In Italy’s Serie B, Andrija Novakovich had a fairly solid season for Frosinone who narrowly missed out on promotion. Thus far, Novakovich has only played for the U.S. team under interim manager Dave Sarachan and he saw limited minutes in 2018. It is complete guesswork to know where Novakovich stands under Berhalter but if he produces and can get Frosinone promoted, he’ll probably be in the picture.

Finally, Jordan Siebatcheu could also conceivably enter into the equation. At one point, Sarachan tried to bring him into the USMNT but the Washington, DC-born Siebatcheu balked. While he once played for France’s U-21 team in a pair of friendlies and is eligible for Cameroon, Siebatcheu has told ASN he would accept a U.S. call-up. The problem is that he’s been struggling on the field. He was poor last season for Rennes and he is now in Switzerland on a loan (with an option to buy) with Young Boys. He simply must play better to get into the picture but the talent he showed three years ago in Ligue 2 with Riems makes him worth monitoring.

U-23 options

  • Jeremy Ebobisse
  • Nicholas Gioacchini - CF and wing
  • Jesus Ferreira - CF, wing, and No. 10
  • Ayo Akiola
  • Daryl Dike
  • Sebastian Soto

Other U-20 options: Mason Toye, Haji Wright

Where they stand:

Some of the U-23 options are a little further along than others. The top two right now are Jeremy Ebobisse and Nicholas Gioacchini – the former is already entrenched with the U-23 team and the latter is a starter for a SM Caen team that should contend for promotion in Ligue 2 and has been mentioned by Berhalter as someone likely to have been called up to the March friendlies.

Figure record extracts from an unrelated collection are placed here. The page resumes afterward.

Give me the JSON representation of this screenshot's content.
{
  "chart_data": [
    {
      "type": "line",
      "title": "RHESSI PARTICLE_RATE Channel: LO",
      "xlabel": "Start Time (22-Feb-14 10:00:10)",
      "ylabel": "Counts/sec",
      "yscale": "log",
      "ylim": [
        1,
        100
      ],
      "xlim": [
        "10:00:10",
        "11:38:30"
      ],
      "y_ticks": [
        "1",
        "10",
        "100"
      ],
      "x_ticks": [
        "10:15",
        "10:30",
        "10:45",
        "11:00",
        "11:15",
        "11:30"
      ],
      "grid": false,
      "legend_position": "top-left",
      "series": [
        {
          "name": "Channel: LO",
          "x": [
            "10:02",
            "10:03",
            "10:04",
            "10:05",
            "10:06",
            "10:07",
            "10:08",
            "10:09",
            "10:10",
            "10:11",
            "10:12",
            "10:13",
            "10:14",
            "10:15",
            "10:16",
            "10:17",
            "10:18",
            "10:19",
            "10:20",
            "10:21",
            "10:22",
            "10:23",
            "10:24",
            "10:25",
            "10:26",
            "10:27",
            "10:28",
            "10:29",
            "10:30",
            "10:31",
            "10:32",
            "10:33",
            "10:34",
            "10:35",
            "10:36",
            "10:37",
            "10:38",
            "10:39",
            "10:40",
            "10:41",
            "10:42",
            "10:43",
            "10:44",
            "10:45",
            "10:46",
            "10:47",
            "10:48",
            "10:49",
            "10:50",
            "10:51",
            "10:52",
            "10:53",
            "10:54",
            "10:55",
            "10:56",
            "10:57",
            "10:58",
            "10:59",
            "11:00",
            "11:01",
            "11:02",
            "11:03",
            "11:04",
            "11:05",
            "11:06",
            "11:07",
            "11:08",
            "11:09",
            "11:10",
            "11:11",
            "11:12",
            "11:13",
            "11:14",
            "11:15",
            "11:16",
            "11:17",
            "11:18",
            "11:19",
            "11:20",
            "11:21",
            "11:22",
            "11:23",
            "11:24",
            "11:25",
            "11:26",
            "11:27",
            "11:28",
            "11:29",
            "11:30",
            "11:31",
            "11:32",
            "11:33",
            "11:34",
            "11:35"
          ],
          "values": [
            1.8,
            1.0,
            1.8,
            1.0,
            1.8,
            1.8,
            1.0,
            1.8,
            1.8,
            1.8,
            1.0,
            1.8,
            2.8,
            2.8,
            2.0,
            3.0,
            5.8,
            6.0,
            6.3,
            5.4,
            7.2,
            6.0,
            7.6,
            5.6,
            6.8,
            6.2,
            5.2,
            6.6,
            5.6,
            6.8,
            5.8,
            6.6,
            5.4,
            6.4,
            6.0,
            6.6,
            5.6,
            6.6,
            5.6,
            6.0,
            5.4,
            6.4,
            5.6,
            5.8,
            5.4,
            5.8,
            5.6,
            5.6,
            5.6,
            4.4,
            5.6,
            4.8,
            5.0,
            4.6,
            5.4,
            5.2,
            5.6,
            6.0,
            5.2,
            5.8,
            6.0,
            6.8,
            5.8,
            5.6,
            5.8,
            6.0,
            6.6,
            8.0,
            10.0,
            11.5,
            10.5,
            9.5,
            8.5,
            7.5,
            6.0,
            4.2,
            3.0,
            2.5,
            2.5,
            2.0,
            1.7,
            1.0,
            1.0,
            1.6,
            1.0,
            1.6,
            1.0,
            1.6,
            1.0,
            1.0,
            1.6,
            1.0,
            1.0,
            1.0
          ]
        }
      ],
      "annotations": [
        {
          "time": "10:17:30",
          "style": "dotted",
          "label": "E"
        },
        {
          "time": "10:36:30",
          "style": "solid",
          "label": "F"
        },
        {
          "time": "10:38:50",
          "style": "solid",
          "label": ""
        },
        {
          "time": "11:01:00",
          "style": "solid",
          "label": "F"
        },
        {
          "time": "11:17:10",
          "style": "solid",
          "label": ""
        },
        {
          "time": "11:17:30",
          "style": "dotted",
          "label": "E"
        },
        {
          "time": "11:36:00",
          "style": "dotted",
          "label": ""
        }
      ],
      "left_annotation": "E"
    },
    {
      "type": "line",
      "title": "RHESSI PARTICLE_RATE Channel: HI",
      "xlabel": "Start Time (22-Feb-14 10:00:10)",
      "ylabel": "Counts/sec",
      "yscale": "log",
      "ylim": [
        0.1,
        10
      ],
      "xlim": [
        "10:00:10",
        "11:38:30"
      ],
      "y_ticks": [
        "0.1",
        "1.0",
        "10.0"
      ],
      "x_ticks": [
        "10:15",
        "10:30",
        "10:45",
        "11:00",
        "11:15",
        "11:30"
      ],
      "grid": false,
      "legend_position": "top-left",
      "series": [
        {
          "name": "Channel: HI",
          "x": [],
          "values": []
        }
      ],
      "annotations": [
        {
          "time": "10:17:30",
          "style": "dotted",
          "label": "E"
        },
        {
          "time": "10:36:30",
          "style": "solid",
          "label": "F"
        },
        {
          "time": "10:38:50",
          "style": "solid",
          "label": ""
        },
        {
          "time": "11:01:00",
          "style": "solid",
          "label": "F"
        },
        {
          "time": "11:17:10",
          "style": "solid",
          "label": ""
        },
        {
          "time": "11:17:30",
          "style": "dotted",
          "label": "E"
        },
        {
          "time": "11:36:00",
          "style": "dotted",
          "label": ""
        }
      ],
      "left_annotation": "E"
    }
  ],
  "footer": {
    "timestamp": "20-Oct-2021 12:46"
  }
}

Ebobisse is a tall and strong forward who has improved substantially over the last three seasons. While Gioacchini can provide versatility to play out wide and in the No. 10 role, he is still primarily a center forward right now. As he begins his second season as a starter for Caen, this will be a big year for him to show improvement – and his goal in last week’s season opener is a good start.

Jesus Ferreira impressed in January camp but the issue for him is finding a set position. He can play forward but typically only does when he’s the second forward – a formation the U.S. team seldomly uses at the moment. He can play out on the wing or as a No. 10 too but until he finds his best position, it’s tough to determine where he might fit in under Berhalter.

Ayo Akinola and Daryl Dike are two players who have shown glimpses of promise in 2020 and who are eligible for other countries. At this point, they remain solid U-23 options but probably pretty far from the U.S. team (aside from January camp) until they start regularly for a few seasons

Sebastian Soto, meanwhile, is on loan in the Dutch second tier but he’s in a tough situation. Crushing it at Telstar doesn’t really prove a lot but a failure to score goals in droves would be a bad sign. We’ve seen talent from him at the youth levels but he is still yet to show it against adults.

Down the road, U-20 options

  • Matthew Hoppe
  • Charlie Kelman
  • Ricardo Pepi

Where they stand:

The center forward position at the U-20 level isn’t quite as strong as it has been the past few cycles but it is still worth keeping an eye on. Matthew Hoppe had a nice preseason for Schalke II and he might eventually get a shot at the first team due to the club's troubled finances. Charlie Kelman is stuck in League Two with Southend United despite offers from other English clubs (there is reportedly a transfer embargo that makes moving him tough). Ricardo Pepi is probably the best of the bunch right now but he is a 2003-born player who is still young enough to play at the next two U-20 World Cups.


Predicting how things turn out is exceptionally difficult. My best guess is that if everyone is healthy Altidore, Sargent, Weah, and Zardes make it with Altidore being the most vulnerable at the moment based on current form.

But injuries also happen. I think if there is a European-only friendly in November, Gioacchini and possibly Johannsson stand the most to benefit and could join Sargent and Weah for a potential call-up.

Once the full player pool is at Berhalter’s disposal, Gioacchini, Ebobisse, and Johannsson have the best chance of pushing into the top group. A lot of that will come down to club form and performances in upcoming camps.